伯爵は初めは衝撃が抜けきらなかったようだが、アレクの話を聞くうちにその表情が険しくなる。


「たしかに、こちらから攻勢を仕掛けるのは良いと思いますが、味方にしたのは蒼の騎士団のみ。残る二つの騎士団に対抗するには厳しいと思われますが」


「そうだな。真正面から戦えば、厳しいというより絶対負ける。だったら、その二つの騎士団とは戦わなければいい」


「というと?」


アレクは腕を組んでから、輝かしい金髪をかきあげた。


「コーラル伯、お前が帝国との戦いで使ってたあれだ。強大な敵が相手なら、そいつらを引き付けて敵の本陣をがら空きにすればいい。そうすれば、手薄になった敵将を少数の兵でもって打ち倒せる」


「. . . つまり、王都から黒と白の騎士団を引き離して、その隙に王を取ると?」


「そういう事だ」


アレクは冷たい紅茶を勢いよく呷った。

音を立ててカップが置かれると、その深緑の瞳がきらりと輝く。

自信に満ちたその表情は、絶対の信頼をよせても良いと思わせる力があった。


「そこで、コーラル伯には引き付け役を頼みたい。やることは、それほど難しくないはずだ。

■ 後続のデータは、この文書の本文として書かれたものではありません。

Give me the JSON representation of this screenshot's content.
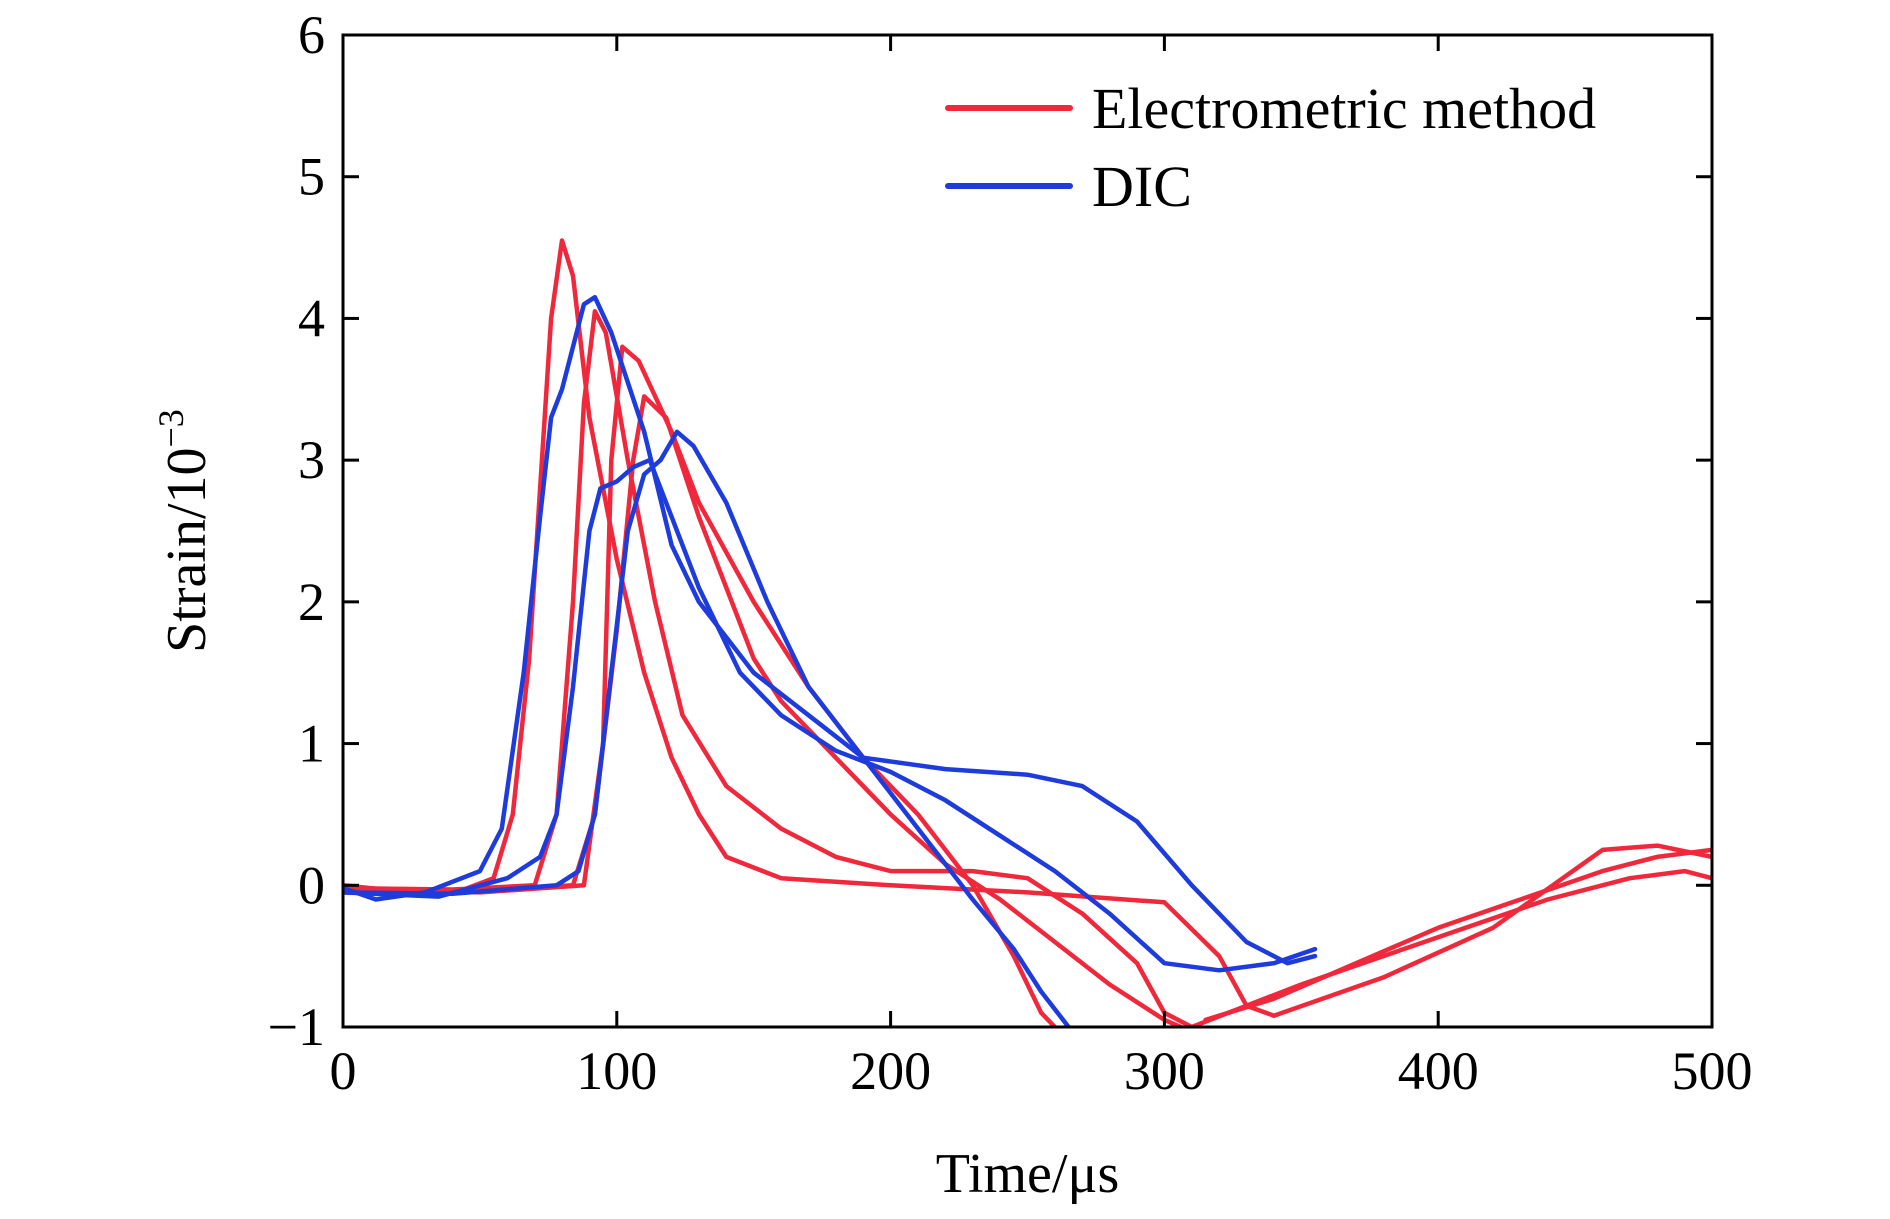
{
  "chart_data": {
    "type": "line",
    "title": "",
    "xlabel": "Time/μs",
    "ylabel": "Strain/10",
    "ylabel_exponent": "−3",
    "xlim": [
      0,
      500
    ],
    "ylim": [
      -1,
      6
    ],
    "x_ticks": [
      0,
      100,
      200,
      300,
      400,
      500
    ],
    "x_tick_labels": [
      "0",
      "100",
      "200",
      "300",
      "400",
      "500"
    ],
    "y_ticks": [
      -1,
      0,
      1,
      2,
      3,
      4,
      5,
      6
    ],
    "y_tick_labels": [
      "−1",
      "0",
      "1",
      "2",
      "3",
      "4",
      "5",
      "6"
    ],
    "grid": false,
    "legend_position": "top-right",
    "legend": [
      {
        "label": "Electrometric method",
        "color": "#f0283c"
      },
      {
        "label": "DIC",
        "color": "#1e3cdc"
      }
    ],
    "series": [
      {
        "group": "Electrometric method",
        "color": "#f0283c",
        "points": [
          [
            0,
            0.0
          ],
          [
            20,
            -0.04
          ],
          [
            40,
            -0.06
          ],
          [
            55,
            0.05
          ],
          [
            62,
            0.5
          ],
          [
            68,
            1.6
          ],
          [
            72,
            2.8
          ],
          [
            76,
            4.0
          ],
          [
            80,
            4.55
          ],
          [
            84,
            4.3
          ],
          [
            90,
            3.3
          ],
          [
            100,
            2.3
          ],
          [
            110,
            1.5
          ],
          [
            120,
            0.9
          ],
          [
            130,
            0.5
          ],
          [
            140,
            0.2
          ],
          [
            160,
            0.05
          ],
          [
            200,
            0.0
          ],
          [
            250,
            -0.05
          ],
          [
            300,
            -0.12
          ],
          [
            320,
            -0.5
          ],
          [
            330,
            -0.85
          ],
          [
            340,
            -0.92
          ],
          [
            380,
            -0.65
          ],
          [
            420,
            -0.3
          ],
          [
            460,
            0.25
          ],
          [
            480,
            0.28
          ],
          [
            500,
            0.2
          ]
        ]
      },
      {
        "group": "Electrometric method",
        "color": "#f0283c",
        "points": [
          [
            0,
            -0.02
          ],
          [
            40,
            -0.03
          ],
          [
            70,
            0.0
          ],
          [
            78,
            0.5
          ],
          [
            84,
            2.0
          ],
          [
            88,
            3.4
          ],
          [
            92,
            4.05
          ],
          [
            96,
            3.9
          ],
          [
            104,
            3.0
          ],
          [
            114,
            2.0
          ],
          [
            124,
            1.2
          ],
          [
            140,
            0.7
          ],
          [
            160,
            0.4
          ],
          [
            180,
            0.2
          ],
          [
            200,
            0.1
          ],
          [
            230,
            0.1
          ],
          [
            250,
            0.05
          ],
          [
            270,
            -0.2
          ],
          [
            290,
            -0.55
          ],
          [
            300,
            -0.9
          ],
          [
            310,
            -1.0
          ]
        ]
      },
      {
        "group": "Electrometric method",
        "color": "#f0283c",
        "points": [
          [
            0,
            -0.05
          ],
          [
            50,
            -0.04
          ],
          [
            84,
            0.0
          ],
          [
            92,
            0.5
          ],
          [
            100,
            1.8
          ],
          [
            106,
            3.0
          ],
          [
            110,
            3.45
          ],
          [
            118,
            3.3
          ],
          [
            130,
            2.6
          ],
          [
            140,
            2.1
          ],
          [
            150,
            1.6
          ],
          [
            160,
            1.3
          ],
          [
            180,
            0.9
          ],
          [
            200,
            0.5
          ],
          [
            220,
            0.15
          ],
          [
            240,
            -0.1
          ],
          [
            260,
            -0.4
          ],
          [
            280,
            -0.7
          ],
          [
            300,
            -0.95
          ],
          [
            306,
            -1.0
          ]
        ]
      },
      {
        "group": "Electrometric method",
        "color": "#f0283c",
        "points": [
          [
            0,
            -0.03
          ],
          [
            50,
            -0.05
          ],
          [
            88,
            0.0
          ],
          [
            95,
            1.0
          ],
          [
            98,
            3.0
          ],
          [
            102,
            3.8
          ],
          [
            108,
            3.7
          ],
          [
            120,
            3.2
          ],
          [
            130,
            2.7
          ],
          [
            150,
            2.0
          ],
          [
            170,
            1.4
          ],
          [
            190,
            0.9
          ],
          [
            210,
            0.5
          ],
          [
            230,
            0.0
          ],
          [
            245,
            -0.5
          ],
          [
            255,
            -0.9
          ],
          [
            260,
            -1.0
          ]
        ]
      },
      {
        "group": "Electrometric method",
        "color": "#f0283c",
        "points": [
          [
            310,
            -1.0
          ],
          [
            330,
            -0.85
          ],
          [
            350,
            -0.7
          ],
          [
            380,
            -0.5
          ],
          [
            410,
            -0.3
          ],
          [
            440,
            -0.1
          ],
          [
            470,
            0.05
          ],
          [
            490,
            0.1
          ],
          [
            500,
            0.05
          ]
        ]
      },
      {
        "group": "Electrometric method",
        "color": "#f0283c",
        "points": [
          [
            315,
            -0.95
          ],
          [
            340,
            -0.8
          ],
          [
            370,
            -0.55
          ],
          [
            400,
            -0.3
          ],
          [
            430,
            -0.1
          ],
          [
            460,
            0.1
          ],
          [
            480,
            0.2
          ],
          [
            500,
            0.25
          ]
        ]
      },
      {
        "group": "DIC",
        "color": "#1e3cdc",
        "points": [
          [
            0,
            -0.02
          ],
          [
            12,
            -0.1
          ],
          [
            30,
            -0.05
          ],
          [
            50,
            0.1
          ],
          [
            58,
            0.4
          ],
          [
            66,
            1.5
          ],
          [
            72,
            2.6
          ],
          [
            76,
            3.3
          ],
          [
            80,
            3.5
          ],
          [
            84,
            3.8
          ],
          [
            88,
            4.1
          ],
          [
            92,
            4.15
          ],
          [
            98,
            3.9
          ],
          [
            110,
            3.2
          ],
          [
            120,
            2.4
          ],
          [
            130,
            2.0
          ],
          [
            150,
            1.5
          ],
          [
            170,
            1.2
          ],
          [
            190,
            0.9
          ],
          [
            220,
            0.82
          ],
          [
            250,
            0.78
          ],
          [
            270,
            0.7
          ],
          [
            290,
            0.45
          ],
          [
            310,
            0.0
          ],
          [
            330,
            -0.4
          ],
          [
            345,
            -0.55
          ],
          [
            355,
            -0.5
          ]
        ]
      },
      {
        "group": "DIC",
        "color": "#1e3cdc",
        "points": [
          [
            0,
            -0.05
          ],
          [
            35,
            -0.08
          ],
          [
            60,
            0.05
          ],
          [
            72,
            0.2
          ],
          [
            78,
            0.5
          ],
          [
            84,
            1.4
          ],
          [
            90,
            2.5
          ],
          [
            94,
            2.8
          ],
          [
            100,
            2.85
          ],
          [
            106,
            2.95
          ],
          [
            112,
            3.0
          ],
          [
            120,
            2.6
          ],
          [
            130,
            2.1
          ],
          [
            145,
            1.5
          ],
          [
            160,
            1.2
          ],
          [
            180,
            0.95
          ],
          [
            200,
            0.8
          ],
          [
            220,
            0.6
          ],
          [
            240,
            0.35
          ],
          [
            260,
            0.1
          ],
          [
            280,
            -0.2
          ],
          [
            300,
            -0.55
          ],
          [
            320,
            -0.6
          ],
          [
            340,
            -0.55
          ],
          [
            355,
            -0.45
          ]
        ]
      },
      {
        "group": "DIC",
        "color": "#1e3cdc",
        "points": [
          [
            0,
            -0.05
          ],
          [
            40,
            -0.06
          ],
          [
            78,
            0.0
          ],
          [
            86,
            0.1
          ],
          [
            92,
            0.5
          ],
          [
            98,
            1.5
          ],
          [
            104,
            2.5
          ],
          [
            110,
            2.9
          ],
          [
            116,
            3.0
          ],
          [
            122,
            3.2
          ],
          [
            128,
            3.1
          ],
          [
            140,
            2.7
          ],
          [
            155,
            2.0
          ],
          [
            170,
            1.4
          ],
          [
            190,
            0.9
          ],
          [
            210,
            0.4
          ],
          [
            230,
            -0.1
          ],
          [
            245,
            -0.45
          ],
          [
            255,
            -0.75
          ],
          [
            265,
            -1.0
          ]
        ]
      }
    ]
  }
}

なにせ . . .」


アレクの説明を伯爵は最後まで聞いた。

確かによくできたものだったが、それでもその表情に不安が残る。


「本当にこの方法で、騎士団が動くでしょうか?」


「動くはずだ!父上であれば、絶対に乗ってくる!あの父上であれば!」


アレクの記憶にある父王は、自分をないがしろにされたと感じた時に、何よりも苛立つ。

ならば、王の自尊心を少し突っついてやるだけで、怒りのままに騎士団を動かすことだってするはずだ。

アレクの中では、それは絶対のことだった。

だったらこの作戦、上手くいくことは間違いない。


「これで、終わらせる」


アイティラは不敵な笑みを横目に見ながら、パラードが新しく用意した紅茶を口にしてやけどしていた。